I’m a huge fan of Gartner and loved being part of their EXP Program while I worked at corporate.  My favorite tech conference was their flagship Symposium conference that is held every year in Orlando and is going on this week.  I have not attended the conference since I retired from corporate but find that I still miss it.  It was chock full of information as well as fun.  A good balance. Since I can’t be there, I’m doing the next best thing which is keeping track of the tweets that people post at #GartnerSym.  People are providing such great information that it almost feels like I’m there…almost.

One of the Gartner analysts posted an interesting blog on the Gartner website while attending Symposium.  Michael Maoz posted a blog titled: ” How can a CIO move beyond stereotypes“. He touches on the challenges that CIOs today are having accepting the younger developers (Millennials) and their way of working.  They simply come from different worlds and bring to focus the gap that is getting bigger between the old and new guard.

Michael gives a great example of that gap in his own life when his 14 year old daughter used his IPad , and “synched it with her iPod Touch and then synchronized all of her posts from Twitter and facebook and her favorite fan pages to both”.  Like many of the posts I’ve written, it’s yet another example of Millennials using technology in ways those of us who did not have access to it early in our lives will never grasp.  They have a natural way of interacting with technology and manipulating it in ways we can’t fathom.
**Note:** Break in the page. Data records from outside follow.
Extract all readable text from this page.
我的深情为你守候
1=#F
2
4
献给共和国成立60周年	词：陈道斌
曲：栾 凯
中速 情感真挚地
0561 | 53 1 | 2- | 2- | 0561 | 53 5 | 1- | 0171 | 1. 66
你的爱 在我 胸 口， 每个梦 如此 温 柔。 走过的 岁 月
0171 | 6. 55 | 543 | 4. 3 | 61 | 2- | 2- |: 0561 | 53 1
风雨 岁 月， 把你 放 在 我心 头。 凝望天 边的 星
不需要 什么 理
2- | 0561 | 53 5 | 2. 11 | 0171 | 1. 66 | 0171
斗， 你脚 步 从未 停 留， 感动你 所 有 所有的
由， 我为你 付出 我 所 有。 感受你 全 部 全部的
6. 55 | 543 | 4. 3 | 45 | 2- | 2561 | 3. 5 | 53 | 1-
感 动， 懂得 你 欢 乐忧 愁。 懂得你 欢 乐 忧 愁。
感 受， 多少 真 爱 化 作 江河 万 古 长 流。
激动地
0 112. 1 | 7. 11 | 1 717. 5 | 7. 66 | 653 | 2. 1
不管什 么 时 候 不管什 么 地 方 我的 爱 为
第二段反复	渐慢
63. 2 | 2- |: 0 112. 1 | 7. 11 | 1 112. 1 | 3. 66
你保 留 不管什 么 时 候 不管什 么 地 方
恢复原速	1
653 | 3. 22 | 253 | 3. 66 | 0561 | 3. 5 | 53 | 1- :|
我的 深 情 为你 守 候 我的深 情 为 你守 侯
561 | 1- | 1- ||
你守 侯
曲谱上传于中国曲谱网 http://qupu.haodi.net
As Millennials continue to enter the workforce and in particular, IT Depts. they will bring this ingenuity with them.  Unless CIOs keep an open mind and accept the new guard, their tendency will be to shut them down and Michael references H.G. Wells’ classic “Men Like Gods” to make his point.

He’s absolutely right.  I see that happening a lot with IT leaders.  I know how it feels because years ago as I started hiring Millennials, I did the same thing.  I wanted to either fire them all or shut them down.  Luckily, I decided not to and instead I began to put them under a microscope and observe them intently.  That observation allowed me to develop my C.A.R.E System for Leadership which developed out of a lot of trial and error in working with Millennials.  That trial and error slowly shifted my mindset to accommodate & harness the different way the Millennials see things and the different way they work. That was a game changer for me and completely changed my perspective on leading teams. I’m happy to be able to share the results of that trial & error with other corporate leaders today.

Michael is absolutely correct when he says that CIOs will have to add a new dimension to satisfy their connected customer and connected employees.  The C in the C.A.R.E. System for Leadership stands for Connect & that is a key component of the system.  Both consumers and employees have an active voice in social networks and sometimes they are interchangeable.  The better they feel as employees, the more they will support your brand online.

So what about you?  Ready to let in the new guard?